By our reliance on technology, the complexity (and expectations) of search engines has grown over time. For example, someone looking to learn more about a tourist site would Google "What should I do in the Simpsons Gap?"

The Google search result will show several results, however, the content is spread across numerous sites from the user's perspective. Users must visit several websites to receive the needed information.

Google is striving to bring all of this data together. Instead of just examining strings of text, the search engine now employs advanced “natural language processing” software called BERT, which was developed in 2018 and aims to determine the intent behind a search. In 1997, AskJeeves did something similar, but technology has progressed since then.

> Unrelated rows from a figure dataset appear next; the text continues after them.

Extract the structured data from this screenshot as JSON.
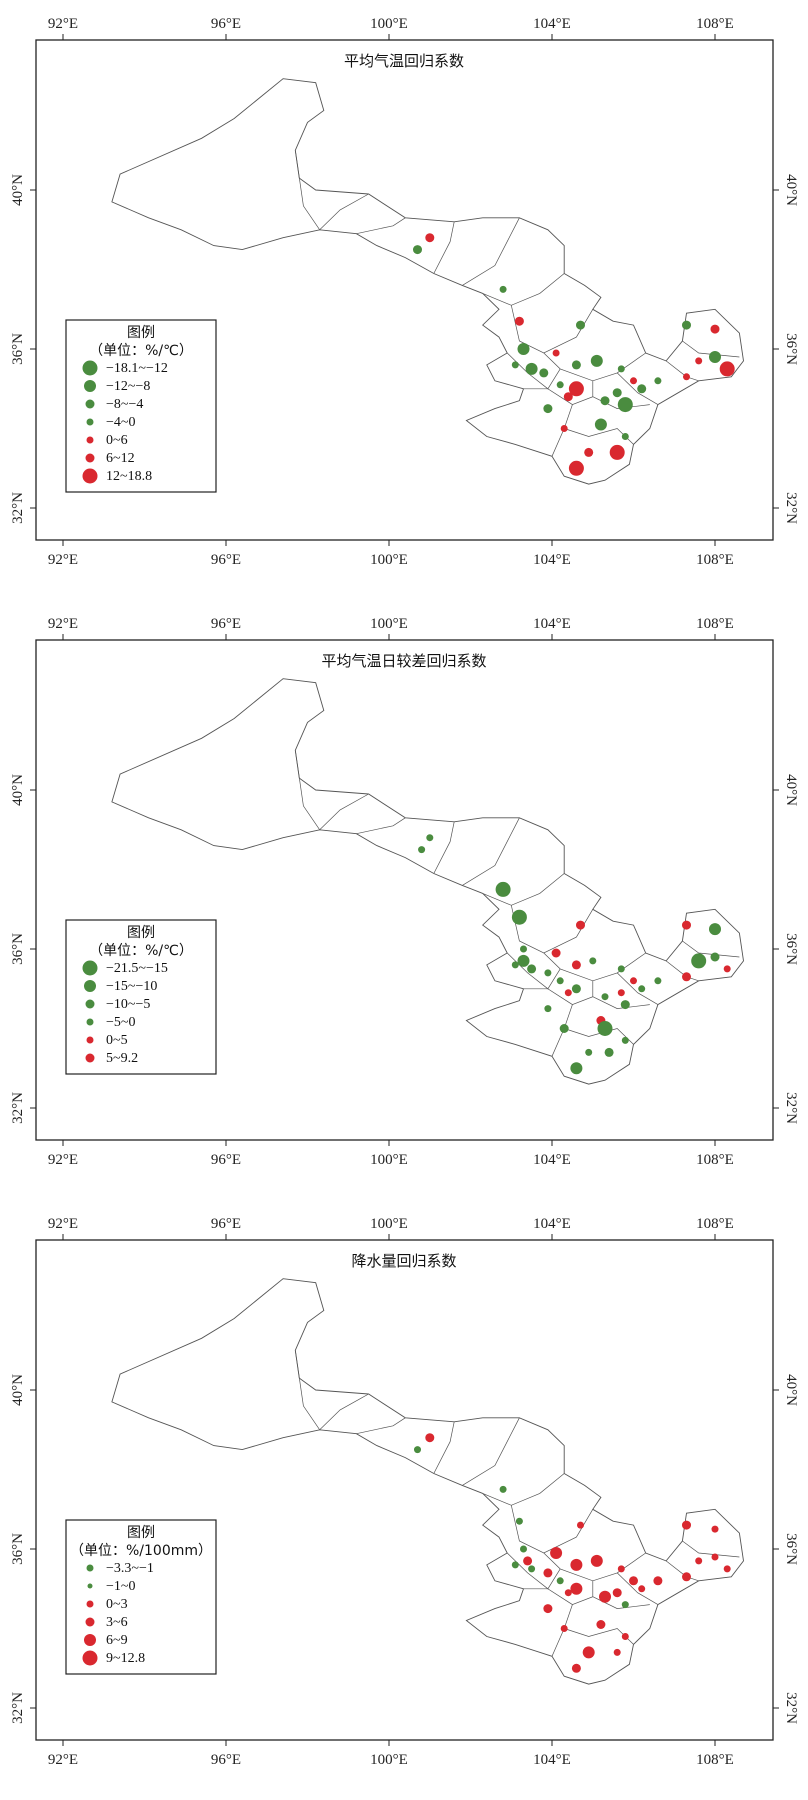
{
  "axis_labels": {
    "x": [
      "92°E",
      "96°E",
      "100°E",
      "104°E",
      "108°E"
    ],
    "y": [
      "40°N",
      "36°N",
      "32°N"
    ]
  },
  "colors": {
    "negative": "#4a8c3f",
    "positive": "#d9282f",
    "boundary": "#555555"
  },
  "maps": [
    {
      "title": "平均气温回归系数",
      "legend_title": "图例",
      "legend_unit": "（单位：%/℃）",
      "legend": [
        {
          "label": "−18.1~−12",
          "sign": "neg",
          "size": 5
        },
        {
          "label": "−12~−8",
          "sign": "neg",
          "size": 4
        },
        {
          "label": "−8~−4",
          "sign": "neg",
          "size": 3
        },
        {
          "label": "−4~0",
          "sign": "neg",
          "size": 2
        },
        {
          "label": "0~6",
          "sign": "pos",
          "size": 2
        },
        {
          "label": "6~12",
          "sign": "pos",
          "size": 3
        },
        {
          "label": "12~18.8",
          "sign": "pos",
          "size": 5
        }
      ],
      "points": [
        {
          "lon": 101.0,
          "lat": 38.8,
          "sign": "pos",
          "size": 3
        },
        {
          "lon": 100.7,
          "lat": 38.5,
          "sign": "neg",
          "size": 3
        },
        {
          "lon": 102.8,
          "lat": 37.5,
          "sign": "neg",
          "size": 2
        },
        {
          "lon": 103.2,
          "lat": 36.7,
          "sign": "pos",
          "size": 3
        },
        {
          "lon": 104.7,
          "lat": 36.6,
          "sign": "neg",
          "size": 3
        },
        {
          "lon": 103.3,
          "lat": 36.0,
          "sign": "neg",
          "size": 4
        },
        {
          "lon": 104.1,
          "lat": 35.9,
          "sign": "pos",
          "size": 2
        },
        {
          "lon": 103.1,
          "lat": 35.6,
          "sign": "neg",
          "size": 2
        },
        {
          "lon": 103.5,
          "lat": 35.5,
          "sign": "neg",
          "size": 4
        },
        {
          "lon": 103.8,
          "lat": 35.4,
          "sign": "neg",
          "size": 3
        },
        {
          "lon": 104.6,
          "lat": 35.6,
          "sign": "neg",
          "size": 3
        },
        {
          "lon": 105.1,
          "lat": 35.7,
          "sign": "neg",
          "size": 4
        },
        {
          "lon": 105.7,
          "lat": 35.5,
          "sign": "neg",
          "size": 2
        },
        {
          "lon": 106.0,
          "lat": 35.2,
          "sign": "pos",
          "size": 2
        },
        {
          "lon": 104.2,
          "lat": 35.1,
          "sign": "neg",
          "size": 2
        },
        {
          "lon": 104.6,
          "lat": 35.0,
          "sign": "pos",
          "size": 5
        },
        {
          "lon": 104.4,
          "lat": 34.8,
          "sign": "pos",
          "size": 3
        },
        {
          "lon": 105.3,
          "lat": 34.7,
          "sign": "neg",
          "size": 3
        },
        {
          "lon": 105.6,
          "lat": 34.9,
          "sign": "neg",
          "size": 3
        },
        {
          "lon": 105.8,
          "lat": 34.6,
          "sign": "neg",
          "size": 5
        },
        {
          "lon": 106.2,
          "lat": 35.0,
          "sign": "neg",
          "size": 3
        },
        {
          "lon": 106.6,
          "lat": 35.2,
          "sign": "neg",
          "size": 2
        },
        {
          "lon": 103.9,
          "lat": 34.5,
          "sign": "neg",
          "size": 3
        },
        {
          "lon": 105.2,
          "lat": 34.1,
          "sign": "neg",
          "size": 4
        },
        {
          "lon": 104.3,
          "lat": 34.0,
          "sign": "pos",
          "size": 2
        },
        {
          "lon": 105.8,
          "lat": 33.8,
          "sign": "neg",
          "size": 2
        },
        {
          "lon": 104.9,
          "lat": 33.4,
          "sign": "pos",
          "size": 3
        },
        {
          "lon": 105.6,
          "lat": 33.4,
          "sign": "pos",
          "size": 5
        },
        {
          "lon": 104.6,
          "lat": 33.0,
          "sign": "pos",
          "size": 5
        },
        {
          "lon": 107.3,
          "lat": 36.6,
          "sign": "neg",
          "size": 3
        },
        {
          "lon": 108.0,
          "lat": 36.5,
          "sign": "pos",
          "size": 3
        },
        {
          "lon": 107.6,
          "lat": 35.7,
          "sign": "pos",
          "size": 2
        },
        {
          "lon": 108.0,
          "lat": 35.8,
          "sign": "neg",
          "size": 4
        },
        {
          "lon": 107.3,
          "lat": 35.3,
          "sign": "pos",
          "size": 2
        },
        {
          "lon": 108.3,
          "lat": 35.5,
          "sign": "pos",
          "size": 5
        }
      ]
    },
    {
      "title": "平均气温日较差回归系数",
      "legend_title": "图例",
      "legend_unit": "（单位：%/℃）",
      "legend": [
        {
          "label": "−21.5~−15",
          "sign": "neg",
          "size": 5
        },
        {
          "label": "−15~−10",
          "sign": "neg",
          "size": 4
        },
        {
          "label": "−10~−5",
          "sign": "neg",
          "size": 3
        },
        {
          "label": "−5~0",
          "sign": "neg",
          "size": 2
        },
        {
          "label": "0~5",
          "sign": "pos",
          "size": 2
        },
        {
          "label": "5~9.2",
          "sign": "pos",
          "size": 3
        }
      ],
      "points": [
        {
          "lon": 101.0,
          "lat": 38.8,
          "sign": "neg",
          "size": 2
        },
        {
          "lon": 100.8,
          "lat": 38.5,
          "sign": "neg",
          "size": 2
        },
        {
          "lon": 102.8,
          "lat": 37.5,
          "sign": "neg",
          "size": 5
        },
        {
          "lon": 103.2,
          "lat": 36.8,
          "sign": "neg",
          "size": 5
        },
        {
          "lon": 104.7,
          "lat": 36.6,
          "sign": "pos",
          "size": 3
        },
        {
          "lon": 103.3,
          "lat": 36.0,
          "sign": "neg",
          "size": 2
        },
        {
          "lon": 104.1,
          "lat": 35.9,
          "sign": "pos",
          "size": 3
        },
        {
          "lon": 103.3,
          "lat": 35.7,
          "sign": "neg",
          "size": 4
        },
        {
          "lon": 103.1,
          "lat": 35.6,
          "sign": "neg",
          "size": 2
        },
        {
          "lon": 103.5,
          "lat": 35.5,
          "sign": "neg",
          "size": 3
        },
        {
          "lon": 103.9,
          "lat": 35.4,
          "sign": "neg",
          "size": 2
        },
        {
          "lon": 104.6,
          "lat": 35.6,
          "sign": "pos",
          "size": 3
        },
        {
          "lon": 105.0,
          "lat": 35.7,
          "sign": "neg",
          "size": 2
        },
        {
          "lon": 105.7,
          "lat": 35.5,
          "sign": "neg",
          "size": 2
        },
        {
          "lon": 106.0,
          "lat": 35.2,
          "sign": "pos",
          "size": 2
        },
        {
          "lon": 104.2,
          "lat": 35.2,
          "sign": "neg",
          "size": 2
        },
        {
          "lon": 104.6,
          "lat": 35.0,
          "sign": "neg",
          "size": 3
        },
        {
          "lon": 104.4,
          "lat": 34.9,
          "sign": "pos",
          "size": 2
        },
        {
          "lon": 105.3,
          "lat": 34.8,
          "sign": "neg",
          "size": 2
        },
        {
          "lon": 105.7,
          "lat": 34.9,
          "sign": "pos",
          "size": 2
        },
        {
          "lon": 105.8,
          "lat": 34.6,
          "sign": "neg",
          "size": 3
        },
        {
          "lon": 106.2,
          "lat": 35.0,
          "sign": "neg",
          "size": 2
        },
        {
          "lon": 106.6,
          "lat": 35.2,
          "sign": "neg",
          "size": 2
        },
        {
          "lon": 103.9,
          "lat": 34.5,
          "sign": "neg",
          "size": 2
        },
        {
          "lon": 104.3,
          "lat": 34.0,
          "sign": "neg",
          "size": 3
        },
        {
          "lon": 105.2,
          "lat": 34.2,
          "sign": "pos",
          "size": 3
        },
        {
          "lon": 105.3,
          "lat": 34.0,
          "sign": "neg",
          "size": 5
        },
        {
          "lon": 105.8,
          "lat": 33.7,
          "sign": "neg",
          "size": 2
        },
        {
          "lon": 105.4,
          "lat": 33.4,
          "sign": "neg",
          "size": 3
        },
        {
          "lon": 104.9,
          "lat": 33.4,
          "sign": "neg",
          "size": 2
        },
        {
          "lon": 104.6,
          "lat": 33.0,
          "sign": "neg",
          "size": 4
        },
        {
          "lon": 107.3,
          "lat": 36.6,
          "sign": "pos",
          "size": 3
        },
        {
          "lon": 108.0,
          "lat": 36.5,
          "sign": "neg",
          "size": 4
        },
        {
          "lon": 107.6,
          "lat": 35.7,
          "sign": "neg",
          "size": 5
        },
        {
          "lon": 108.0,
          "lat": 35.8,
          "sign": "neg",
          "size": 3
        },
        {
          "lon": 107.3,
          "lat": 35.3,
          "sign": "pos",
          "size": 3
        },
        {
          "lon": 108.3,
          "lat": 35.5,
          "sign": "pos",
          "size": 2
        }
      ]
    },
    {
      "title": "降水量回归系数",
      "legend_title": "图例",
      "legend_unit": "（单位：%/100mm）",
      "legend": [
        {
          "label": "−3.3~−1",
          "sign": "neg",
          "size": 2
        },
        {
          "label": "−1~0",
          "sign": "neg",
          "size": 1
        },
        {
          "label": "0~3",
          "sign": "pos",
          "size": 2
        },
        {
          "label": "3~6",
          "sign": "pos",
          "size": 3
        },
        {
          "label": "6~9",
          "sign": "pos",
          "size": 4
        },
        {
          "label": "9~12.8",
          "sign": "pos",
          "size": 5
        }
      ],
      "points": [
        {
          "lon": 101.0,
          "lat": 38.8,
          "sign": "pos",
          "size": 3
        },
        {
          "lon": 100.7,
          "lat": 38.5,
          "sign": "neg",
          "size": 2
        },
        {
          "lon": 102.8,
          "lat": 37.5,
          "sign": "neg",
          "size": 2
        },
        {
          "lon": 103.2,
          "lat": 36.7,
          "sign": "neg",
          "size": 2
        },
        {
          "lon": 104.7,
          "lat": 36.6,
          "sign": "pos",
          "size": 2
        },
        {
          "lon": 103.3,
          "lat": 36.0,
          "sign": "neg",
          "size": 2
        },
        {
          "lon": 104.1,
          "lat": 35.9,
          "sign": "pos",
          "size": 4
        },
        {
          "lon": 103.4,
          "lat": 35.7,
          "sign": "pos",
          "size": 3
        },
        {
          "lon": 103.1,
          "lat": 35.6,
          "sign": "neg",
          "size": 2
        },
        {
          "lon": 103.5,
          "lat": 35.5,
          "sign": "neg",
          "size": 2
        },
        {
          "lon": 103.9,
          "lat": 35.4,
          "sign": "pos",
          "size": 3
        },
        {
          "lon": 104.6,
          "lat": 35.6,
          "sign": "pos",
          "size": 4
        },
        {
          "lon": 105.1,
          "lat": 35.7,
          "sign": "pos",
          "size": 4
        },
        {
          "lon": 105.7,
          "lat": 35.5,
          "sign": "pos",
          "size": 2
        },
        {
          "lon": 106.0,
          "lat": 35.2,
          "sign": "pos",
          "size": 3
        },
        {
          "lon": 104.2,
          "lat": 35.2,
          "sign": "neg",
          "size": 2
        },
        {
          "lon": 104.6,
          "lat": 35.0,
          "sign": "pos",
          "size": 4
        },
        {
          "lon": 104.4,
          "lat": 34.9,
          "sign": "pos",
          "size": 2
        },
        {
          "lon": 105.3,
          "lat": 34.8,
          "sign": "pos",
          "size": 4
        },
        {
          "lon": 105.6,
          "lat": 34.9,
          "sign": "pos",
          "size": 3
        },
        {
          "lon": 105.8,
          "lat": 34.6,
          "sign": "neg",
          "size": 2
        },
        {
          "lon": 106.2,
          "lat": 35.0,
          "sign": "pos",
          "size": 2
        },
        {
          "lon": 106.6,
          "lat": 35.2,
          "sign": "pos",
          "size": 3
        },
        {
          "lon": 103.9,
          "lat": 34.5,
          "sign": "pos",
          "size": 3
        },
        {
          "lon": 105.2,
          "lat": 34.1,
          "sign": "pos",
          "size": 3
        },
        {
          "lon": 104.3,
          "lat": 34.0,
          "sign": "pos",
          "size": 2
        },
        {
          "lon": 105.8,
          "lat": 33.8,
          "sign": "pos",
          "size": 2
        },
        {
          "lon": 104.9,
          "lat": 33.4,
          "sign": "pos",
          "size": 4
        },
        {
          "lon": 105.6,
          "lat": 33.4,
          "sign": "pos",
          "size": 2
        },
        {
          "lon": 104.6,
          "lat": 33.0,
          "sign": "pos",
          "size": 3
        },
        {
          "lon": 107.3,
          "lat": 36.6,
          "sign": "pos",
          "size": 3
        },
        {
          "lon": 108.0,
          "lat": 36.5,
          "sign": "pos",
          "size": 2
        },
        {
          "lon": 107.6,
          "lat": 35.7,
          "sign": "pos",
          "size": 2
        },
        {
          "lon": 108.0,
          "lat": 35.8,
          "sign": "pos",
          "size": 2
        },
        {
          "lon": 107.3,
          "lat": 35.3,
          "sign": "pos",
          "size": 3
        },
        {
          "lon": 108.3,
          "lat": 35.5,
          "sign": "pos",
          "size": 2
        }
      ]
    }
  ]
}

BERT will be replaced by MUM (Multitask Unified Model) shortly, which aims to grasp the context of a search and deliver more nuanced replies. MUM, according to Google, is maybe 1000 times more powerful than BERT and provides the kind of guidance that a human expert would for queries that don't have a direct answer.

Are we now completely reliant on Google? It may seem tough to imagine alternatives given Google's market position and importance in our daily lives. Google, on the other hand, isn't the only show in town. In the United States, Microsoft's Bing search engine has a modest level of popularity, albeit it will struggle to transcend the Microsoft brand.

DuckDuckGo, another option that purports to be ad-free and secure, has witnessed a surge in popularity, possibly aided by its involvement with the TOR browser project. While Google is best known for its search engine, it also has interests in artificial intelligence, healthcare, autonomous vehicles, cloud computing, computing devices, and a slew of home automation gadgets. Even if we can escape Google's clutches in our online browsing activities, customers will face a new set of issues in the future.